Pongracic 6: uno dei migliori nel primo tempo con tanti interventi, in difficoltà nella ripresa con errori che potevano costare caro. Baschirotto 6,5: onnipresente sui palloni vaganti in area. Gallo 5,5: si disimpegna discretamente in fase difensiva, spinge davvero poco. Blin 6: porta ordine a centrocampo con la sua capacità di palleggio (dal 15’ s.t. Askildsen 5,5: il suo ingresso non porta alcuna miglioria). Hjulmand 6,5: tanti interventi importanti nel primo tempo e qualche buon fraseggio, il suo impegno sbatte contro il palo negli ultimi minuti. Gonzalez 5: qualche errore tecnico che lo porta a perdere qualche pallone di troppo. Chiude troppo tardi sul tiro di Fagioli (dal 42’ s.t. Rodriguez sv). Strefezza 6: le migliori giocate arrivano dai suoi piedi, meno assistito però da chi gioca più avanti (dal 37’ s.t. Di Francesco sv). Ceesay 5: deve lottare praticamente da solo e troppo spesso si lancia da solo sperando di bruciare il diretto avversario, troppo difficile (dal 37’ s.t. Colombo sv). Oudin 5,5: partita attenta, fa il compitino senza incidere (dal 15’ s.t. Banda 5,5: servito poco, qualche fiammate senza produrre nulla). All. Baroni 5,5: primo tempo attento e incoraggiante in cui i suoi rischiano poco e danno l’idea di poter creare qualche occasione, ottimismo però rimandato alla ripresa. Nella seconda frazione, però, la squadra è completamente succube del possesso palla della Juventus e si preoccupa solo di stare dietro la linea della palla. Salta anche il piano di ripartire in contropiede dato che Ceesay è isolato e deve fare da solo con Strefezza che predica nel deserto. Il Lecce è tutto nel palo di Hjulmand arrivato troppo tardi, tra l’altro in seguito ad un calcio piazzato. Troppo sterile per pungere davvero.

Juventus

Szczesny 6: parate vere e proprie non è chiamato a farne

Cuadrado 5,5: non salta più l'uomo, alto o basso è sempre lo stesso copione, capitano per l'occasione è comunque uno dei pochi a esserci sempre e comunque.
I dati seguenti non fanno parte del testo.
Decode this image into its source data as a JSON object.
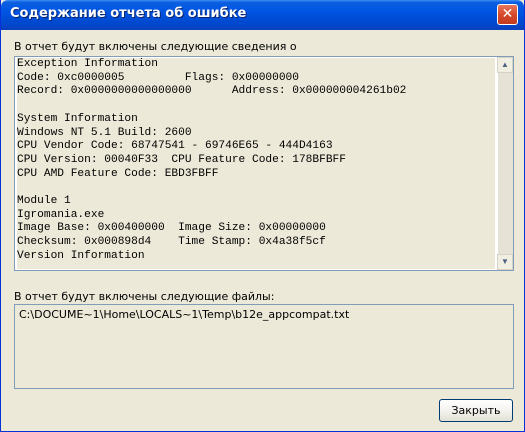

Gatti 6: stilisticamente non è un esempio, ma ha voglia e cattiveria, in questo momento sono qualità che alla Juve servono tremendamente.

Danilo 6,5: gioca quasi da libero, un ruolo nelle sue corde.

Alex Sandro 6: stringe i denti, questa volta fa il suo.

McKennie 6: non ne ha più, dura un tempo che gioca con il freno a mano tirato in una posizione leggermente diversa dal solito (1' st Fagioli 7: alla fine Allegri arriva a schierare pure lui, che peggio degli altri non fa e anzi gliela risolve con una magia)

Rabiot 6,5: prova a dare sostanza a una squadra che sostanza non ne ha.

Soulé 6,5: forse non è concreto, ma gioca con personalità e salta l'uomo, merce rara (39' st Bonucci sv).

Miretti 6: crea e distrugge, distrugge e rimedia, ha giocato peggio di altre volte. Ma quel talento di cercare sempre la giocata vincente, anche se non riesce, lo rende un giocatore vero (17' st Kean 5,5: solo il fatto di affiancare Milik rende la Juve più pericolosa, però sbaglia quasi tutto).

Kostic 5: una di quelle volte in cui finisce per giocare a muretto con il dirimpettatio (27' st Iling Jr 6,5: tocca un pallone e si trasforma nell'assist per Fagioli, che comunque fa tutto lui. Ha energia e coraggio, Allegri dovrebbe tenerlo in considerazione anche dopo l'emergenza).

Milik 6: solo, troppo solo, se la gioca con esperienza in una gara complicatissima per lui.

All. Allegri 6: praticamente costretto a lanciare i giovani e le ultime scelte, sono la sua salvezza. Il palo di Hjulmand salva il risultato, per stavolta va bene così.